По нашей стороне улицы мимо нас прошли два мужчины, погружённые в разговор. Мы пригнулись, спрятавшись за лестницей, а я начал сражаться с внезапным желанием чихнуть.
– … другой. Но есть правила! Делай то, делай сё, подпиши это. Ох, Исусе! Десять форм, два суда и пять дней только на то, чтобы приложить раскалённое железо к плоти! – На фоне светлеющей улицы Патрициев вырисовывался крепкий мужчина с широкой шеей. В нём было что-то знакомое.
– Понимаете, специалист, здесь всё делается в своё время, и всё в свой черёд. Конечно, давление на них не было… мягким. Закон требует, чтобы перед железом применялись побои, розги и цеп. На каждого должно быть заведено дело и корректные… – Голос второго мужчины стих, когда они ушли по улице. В другую сторону процокала лошадь с всадником в чёрном на спине. Вскоре начнутся банковские часы, и улицы наполнятся посыльными.
Я поднялся над ступеньками и посмотрел на Хеннана.
– Было там что-то… – Второй тоже казался знакомым, хотя я видел только его силуэт – мужчина поменьше, современный, судя по глупой шляпе. Было что-то в его походке – такой точной, такой размеренной. И голос первого… в нём слышался акцент. – Пошли!
Я подтащил Хеннана к углу и, пригнувшись, выглянул вслед паре.

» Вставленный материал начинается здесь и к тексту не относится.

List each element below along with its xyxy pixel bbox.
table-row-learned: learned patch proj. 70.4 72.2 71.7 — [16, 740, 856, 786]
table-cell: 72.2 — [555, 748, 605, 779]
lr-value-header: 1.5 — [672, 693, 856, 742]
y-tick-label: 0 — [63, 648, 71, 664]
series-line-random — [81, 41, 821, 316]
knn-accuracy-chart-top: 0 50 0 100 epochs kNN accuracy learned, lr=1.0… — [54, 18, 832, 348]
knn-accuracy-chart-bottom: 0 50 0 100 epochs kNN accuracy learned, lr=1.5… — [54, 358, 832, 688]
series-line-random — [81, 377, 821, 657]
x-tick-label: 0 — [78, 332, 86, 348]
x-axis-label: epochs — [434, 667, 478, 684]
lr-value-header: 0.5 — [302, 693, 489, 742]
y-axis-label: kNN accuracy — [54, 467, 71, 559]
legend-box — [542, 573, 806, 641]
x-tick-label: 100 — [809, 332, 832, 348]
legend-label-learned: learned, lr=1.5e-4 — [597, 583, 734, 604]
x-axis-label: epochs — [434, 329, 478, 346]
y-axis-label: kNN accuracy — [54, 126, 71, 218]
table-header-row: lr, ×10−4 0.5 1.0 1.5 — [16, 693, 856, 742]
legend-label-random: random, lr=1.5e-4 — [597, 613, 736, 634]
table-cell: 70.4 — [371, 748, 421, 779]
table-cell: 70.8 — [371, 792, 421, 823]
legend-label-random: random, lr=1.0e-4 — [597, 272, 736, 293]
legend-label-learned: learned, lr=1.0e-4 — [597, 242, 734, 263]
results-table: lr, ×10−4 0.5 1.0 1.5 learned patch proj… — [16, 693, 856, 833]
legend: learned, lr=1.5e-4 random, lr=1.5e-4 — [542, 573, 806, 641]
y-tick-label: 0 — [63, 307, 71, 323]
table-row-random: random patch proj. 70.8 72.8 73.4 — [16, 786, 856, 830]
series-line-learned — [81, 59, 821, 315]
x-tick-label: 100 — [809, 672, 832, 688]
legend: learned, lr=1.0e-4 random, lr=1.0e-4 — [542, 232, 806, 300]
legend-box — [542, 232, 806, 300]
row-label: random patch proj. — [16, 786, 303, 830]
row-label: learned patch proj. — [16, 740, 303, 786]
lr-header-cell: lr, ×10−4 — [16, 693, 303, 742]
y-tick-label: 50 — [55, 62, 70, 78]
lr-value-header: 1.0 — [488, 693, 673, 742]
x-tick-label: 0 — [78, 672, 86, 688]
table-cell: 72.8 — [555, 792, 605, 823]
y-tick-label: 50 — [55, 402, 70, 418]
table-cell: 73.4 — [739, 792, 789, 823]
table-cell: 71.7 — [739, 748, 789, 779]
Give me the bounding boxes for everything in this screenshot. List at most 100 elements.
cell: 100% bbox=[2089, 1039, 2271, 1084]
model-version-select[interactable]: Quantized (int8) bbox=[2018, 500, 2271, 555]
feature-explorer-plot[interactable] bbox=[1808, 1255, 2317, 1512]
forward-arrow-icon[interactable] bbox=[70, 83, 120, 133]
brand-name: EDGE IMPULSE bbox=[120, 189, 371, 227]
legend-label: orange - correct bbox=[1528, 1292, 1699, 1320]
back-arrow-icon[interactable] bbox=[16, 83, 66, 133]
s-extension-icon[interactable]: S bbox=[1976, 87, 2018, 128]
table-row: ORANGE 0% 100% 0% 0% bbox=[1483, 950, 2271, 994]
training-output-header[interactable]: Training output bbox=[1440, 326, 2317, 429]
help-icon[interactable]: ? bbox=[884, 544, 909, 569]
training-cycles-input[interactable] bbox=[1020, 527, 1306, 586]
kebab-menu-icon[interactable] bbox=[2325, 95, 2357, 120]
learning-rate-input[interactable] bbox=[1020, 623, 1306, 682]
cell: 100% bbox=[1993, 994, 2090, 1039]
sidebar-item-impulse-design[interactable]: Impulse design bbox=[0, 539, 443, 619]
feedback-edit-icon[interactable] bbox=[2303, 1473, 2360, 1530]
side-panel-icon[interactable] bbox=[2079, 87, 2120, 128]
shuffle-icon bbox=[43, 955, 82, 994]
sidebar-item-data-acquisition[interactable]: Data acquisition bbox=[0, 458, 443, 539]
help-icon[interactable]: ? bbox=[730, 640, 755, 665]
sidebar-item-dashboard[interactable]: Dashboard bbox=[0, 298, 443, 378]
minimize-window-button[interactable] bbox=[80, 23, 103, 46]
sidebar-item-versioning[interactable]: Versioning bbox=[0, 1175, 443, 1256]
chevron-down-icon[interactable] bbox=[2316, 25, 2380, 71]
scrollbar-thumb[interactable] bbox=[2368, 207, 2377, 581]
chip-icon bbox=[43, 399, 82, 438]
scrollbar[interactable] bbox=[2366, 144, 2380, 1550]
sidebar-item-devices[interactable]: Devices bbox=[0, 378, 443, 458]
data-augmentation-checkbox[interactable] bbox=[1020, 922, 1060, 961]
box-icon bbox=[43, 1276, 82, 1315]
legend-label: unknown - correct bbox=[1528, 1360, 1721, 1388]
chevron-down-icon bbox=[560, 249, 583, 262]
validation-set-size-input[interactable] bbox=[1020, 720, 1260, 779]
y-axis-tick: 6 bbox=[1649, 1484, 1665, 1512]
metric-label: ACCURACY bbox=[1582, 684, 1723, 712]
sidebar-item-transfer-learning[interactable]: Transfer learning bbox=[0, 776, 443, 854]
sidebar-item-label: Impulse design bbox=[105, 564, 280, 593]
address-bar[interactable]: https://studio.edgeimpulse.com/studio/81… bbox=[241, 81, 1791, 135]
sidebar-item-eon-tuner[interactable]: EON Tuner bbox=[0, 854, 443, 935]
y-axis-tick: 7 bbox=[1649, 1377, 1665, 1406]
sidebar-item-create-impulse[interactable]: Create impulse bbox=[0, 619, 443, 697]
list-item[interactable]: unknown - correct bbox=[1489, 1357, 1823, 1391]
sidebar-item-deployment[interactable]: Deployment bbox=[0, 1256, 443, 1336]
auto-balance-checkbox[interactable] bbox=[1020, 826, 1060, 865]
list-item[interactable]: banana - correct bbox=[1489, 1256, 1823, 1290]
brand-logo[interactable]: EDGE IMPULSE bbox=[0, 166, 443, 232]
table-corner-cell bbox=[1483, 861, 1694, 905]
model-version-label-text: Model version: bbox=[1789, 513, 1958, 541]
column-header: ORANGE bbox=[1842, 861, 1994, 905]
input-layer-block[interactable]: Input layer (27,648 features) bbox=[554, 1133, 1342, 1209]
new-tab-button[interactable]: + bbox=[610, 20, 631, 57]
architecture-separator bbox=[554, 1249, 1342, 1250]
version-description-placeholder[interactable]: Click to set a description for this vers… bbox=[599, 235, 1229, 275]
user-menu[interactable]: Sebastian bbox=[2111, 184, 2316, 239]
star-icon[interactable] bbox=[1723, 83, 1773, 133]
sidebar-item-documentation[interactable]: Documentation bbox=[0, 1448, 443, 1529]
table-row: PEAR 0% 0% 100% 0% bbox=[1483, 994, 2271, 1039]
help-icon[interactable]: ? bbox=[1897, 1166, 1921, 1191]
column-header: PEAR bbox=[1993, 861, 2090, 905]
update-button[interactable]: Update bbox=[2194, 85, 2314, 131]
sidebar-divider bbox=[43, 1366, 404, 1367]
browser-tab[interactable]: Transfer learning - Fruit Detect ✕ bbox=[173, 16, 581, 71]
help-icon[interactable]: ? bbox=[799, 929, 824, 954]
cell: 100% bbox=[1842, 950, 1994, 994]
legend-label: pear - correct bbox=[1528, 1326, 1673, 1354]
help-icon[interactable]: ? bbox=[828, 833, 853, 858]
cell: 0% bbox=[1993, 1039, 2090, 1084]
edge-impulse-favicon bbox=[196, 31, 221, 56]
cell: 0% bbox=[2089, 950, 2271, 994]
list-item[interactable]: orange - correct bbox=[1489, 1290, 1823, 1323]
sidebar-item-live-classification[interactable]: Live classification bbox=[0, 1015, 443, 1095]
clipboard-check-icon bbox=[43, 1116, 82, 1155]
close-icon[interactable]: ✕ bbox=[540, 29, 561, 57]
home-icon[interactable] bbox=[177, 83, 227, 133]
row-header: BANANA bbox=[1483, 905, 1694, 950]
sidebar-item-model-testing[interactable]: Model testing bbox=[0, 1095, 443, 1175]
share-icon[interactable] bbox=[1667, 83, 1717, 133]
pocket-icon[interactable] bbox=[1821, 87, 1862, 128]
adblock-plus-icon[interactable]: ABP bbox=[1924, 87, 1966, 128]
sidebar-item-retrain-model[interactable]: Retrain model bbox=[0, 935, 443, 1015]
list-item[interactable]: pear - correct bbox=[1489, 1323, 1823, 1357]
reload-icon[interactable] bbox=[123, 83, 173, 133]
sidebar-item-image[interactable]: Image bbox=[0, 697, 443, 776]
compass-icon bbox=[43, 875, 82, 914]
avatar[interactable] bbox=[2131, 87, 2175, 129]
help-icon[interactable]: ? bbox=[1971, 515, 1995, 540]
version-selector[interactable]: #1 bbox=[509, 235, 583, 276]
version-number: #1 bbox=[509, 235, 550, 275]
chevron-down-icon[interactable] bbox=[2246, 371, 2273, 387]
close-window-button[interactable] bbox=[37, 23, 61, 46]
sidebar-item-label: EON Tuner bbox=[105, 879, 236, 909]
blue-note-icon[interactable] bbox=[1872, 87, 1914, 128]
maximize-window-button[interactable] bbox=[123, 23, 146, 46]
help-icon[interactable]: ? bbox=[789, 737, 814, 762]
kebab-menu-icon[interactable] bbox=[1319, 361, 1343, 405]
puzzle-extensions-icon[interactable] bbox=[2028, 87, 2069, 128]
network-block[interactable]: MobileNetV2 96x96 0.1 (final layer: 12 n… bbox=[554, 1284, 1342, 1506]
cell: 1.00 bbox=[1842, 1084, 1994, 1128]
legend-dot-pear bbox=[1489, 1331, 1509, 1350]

Они перешли дорогу, встали перед механическим солдатом у дверей Башни и теперь стояли спинами к нам. Рядом с солдатом они оба казались карликами. Он удивительно изящно взял своими клещами свиток, протянутый самым высоким из них. Современный чуть повернулся, так что я смог разглядеть его профиль. Как и у всех современных, у него было белое лицо человека, фанатично избегающего солнца, но конкретно этот оттенок рыбьего брюха был даже белее бледности норсийца зимой.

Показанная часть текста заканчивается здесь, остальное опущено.